例えば、昔の社員旅行は、温泉に一泊するような宴会旅行が典型でした。この段階で、お酒が飲めない人は絶対に楽しくないですし、泊りとなると、子育て中の女性社員などは参加が難しくなります。
さらに、新入社員や若手社員はだいたいお世話係として雑用をまかされます。遊びに行ってもこき使われるのでは、あまり楽しくないでしょう。社長や役員クラスは、さすがに目いっぱい羽目を外すわけにもいかないので、一番気楽に楽しめるのは、部課長クラスの中高年社員で、しかも男性ということになります。
その当時は、人員構成や社員の意識として、これでよかったのかもしれませんが、少なくとも「参加した人みんなが平等に楽しめる」というフォーマットではありません。普通に考えれば参加したくない人が出てくるのは当然で、それを「会社行事だから参加しろ」というのは、無理強いや強制以外の何物でもありません。上下関係の露骨な押し付けも、行きたくないと思う大きな要素です。

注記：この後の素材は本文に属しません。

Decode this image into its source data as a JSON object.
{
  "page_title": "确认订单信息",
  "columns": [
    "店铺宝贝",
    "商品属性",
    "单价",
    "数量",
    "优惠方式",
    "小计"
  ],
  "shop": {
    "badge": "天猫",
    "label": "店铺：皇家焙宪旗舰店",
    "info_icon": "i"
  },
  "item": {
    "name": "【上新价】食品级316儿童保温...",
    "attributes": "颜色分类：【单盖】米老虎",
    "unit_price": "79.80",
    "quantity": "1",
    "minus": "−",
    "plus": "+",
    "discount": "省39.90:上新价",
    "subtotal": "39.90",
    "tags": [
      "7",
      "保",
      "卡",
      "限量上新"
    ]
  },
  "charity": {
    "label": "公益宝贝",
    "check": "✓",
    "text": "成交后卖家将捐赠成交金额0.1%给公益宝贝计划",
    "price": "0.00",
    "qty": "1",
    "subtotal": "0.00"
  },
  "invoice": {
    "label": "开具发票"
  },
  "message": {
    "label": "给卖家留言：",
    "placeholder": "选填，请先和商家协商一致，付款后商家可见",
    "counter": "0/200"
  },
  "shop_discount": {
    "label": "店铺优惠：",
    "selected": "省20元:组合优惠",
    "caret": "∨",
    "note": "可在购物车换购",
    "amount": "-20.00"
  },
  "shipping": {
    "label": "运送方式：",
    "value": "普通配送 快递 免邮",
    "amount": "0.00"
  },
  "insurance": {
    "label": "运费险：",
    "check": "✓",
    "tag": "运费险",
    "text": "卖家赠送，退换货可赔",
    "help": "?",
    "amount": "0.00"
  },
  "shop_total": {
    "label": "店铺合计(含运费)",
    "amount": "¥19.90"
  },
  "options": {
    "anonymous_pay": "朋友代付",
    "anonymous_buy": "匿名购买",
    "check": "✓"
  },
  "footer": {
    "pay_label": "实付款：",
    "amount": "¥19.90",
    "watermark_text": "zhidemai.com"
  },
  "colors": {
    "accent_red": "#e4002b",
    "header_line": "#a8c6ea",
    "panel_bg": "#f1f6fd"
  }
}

今の時代に社員旅行をうまく活用している会社は、「参加者みんなが楽しめるにはどうしたらよいか」を、常に考えています。
これは食事会や飲み会でも同じで、社員が喜んで参加するような会社は、無理強いや強制をせず、参加した人がみんな同じように楽しめるように、お店の場所や食事の内容、日時の設定や雰囲気づくりに配慮しています。
参加者みんなが「良かった」「楽しかった」というから、次の機会が作れるのです。

いずれにしても、志向や趣味が多様化している今の時代で、ステレオタイプの「決めつけ」をしていると、勝手な自粛で機会損失していたり、配慮しているつもりが神経を逆なでしていたり、間違いの度合いが増幅しがちになっています。

こういう配慮ができるか否かも、俗に言われるダイバーシティ(多様な人材活用)の一環といえるのではないでしょうか。